Même si la ludothérapie a sa place dans tous les environnements, je vois davantage son intérêt dans le contexte de misère dans lequel l’association l’a mise en place. La pauvreté pour moi est une situation économique qui ne couvre pas du tout la situation des enfants bénéficiaires des Oursins. La plupart des enfants que nous côtoyons dans les bidonvilles, les rues et les prisons vivent bien plus que la pauvreté. Ce sont des environnements où on force des bébés à devenir des hommes et des femmes sans affection, sans calme, sans sécurité, sans divertissement… et pas seulement sans argent, maison et/ou nourriture. Bien souvent quand on voit les enfants arriver à la ludothèque, ils restent prostrés dans un coin à regarder les autres. J’ai même vu des plus petits verser des larmes sans bruit, parce que dans cet espace, tout à coup, perdre leur fonction utilitaire et économique les déstabilise. Ils restent parfois des semaines comme ça. Ils n’arrivent pas à se détendre et à se laisser aller à jouer. Et puis, sans vraiment qu’on ne comprenne pourquoi ou comment, ils se mettent à jouer et à sourire. Je trouve ça magique ! C’est une réaction que je n’ai vue dans aucun autre programme, et dont je m’inspire toujours aujourd’hui dans mon travail : quand j’interviens dans une zone où les enfants que nous soignons sont apathiques et ne sourient plus, je pense à mes chers Oursins et j’organise une distribution de jeux et un espace de récréation. Et chaque fois ça marche, pas aussi bien que dans une maison dédiée au jeu toute la journée, mais ça marche, les sourires reviennent,  les enfants jouent et les hospitalisations se passent mieux !

 

Votre vœu pour les 25 ans de l’association ?
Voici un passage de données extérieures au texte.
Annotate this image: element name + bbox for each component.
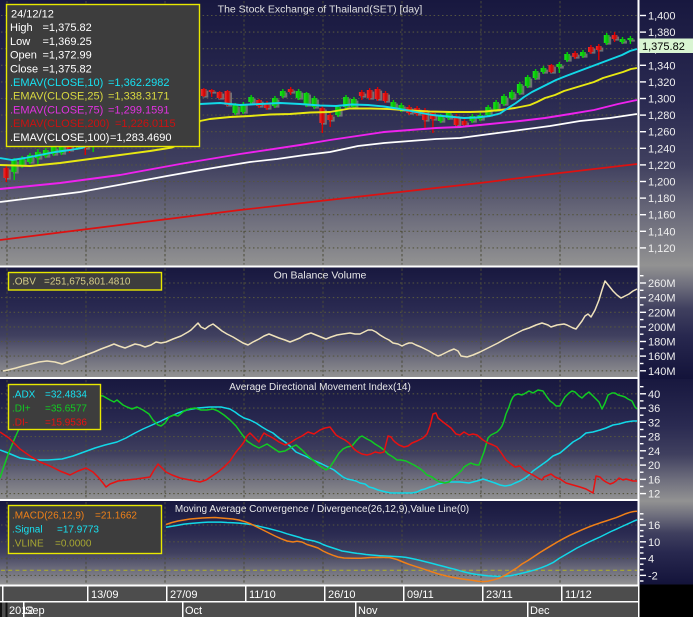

Qu’on arrête de demander à l’association de faire ses preuves, même si chaque donateur est nouveau et a besoin d’être rassuré, ça n’est pas le travail des ONGs. Cette méfiance qui tourne souvent au harcèlement est une des raisons pour laquelle tellement de dirigeants se fatiguent et autant d’organisations qui faisaient des choses super ferment leur porte. Ce qu’on oublie souvent de dire c’est que dans les grosses ONGs, l’obsession de transparence des bailleurs de fonds nécessite plusieurs positions sièges à plein temps, soit des dizaines de milliers d’euros par an ! Une ONG qui monte des projets brillants depuis 25 ans ne devrait plus avoir à rassurer chaque donateur de façon individuelle. Je souhaiterais que les donateurs, quand ils s’engagent, se penchent sur ce que l’organisation fournit comme documentation afin de déterminer si cette documentation correspond à ses attentes, à ses angoisses… et si ça n’est pas le cas, soit qu’ils interrogent leurs attentes soit qu’ils trouvent une autre ONG qui leur convient mieux. Parce que si demain ma sœur arrête d’ouvrir des ludothèques, ça ne sera pas à cause des difficultés rencontrées dans l’implémentation des projets mais bien suite à l’épuisement de devoir prouver encore et toujours qu’elle est une professionnelle digne de confiance.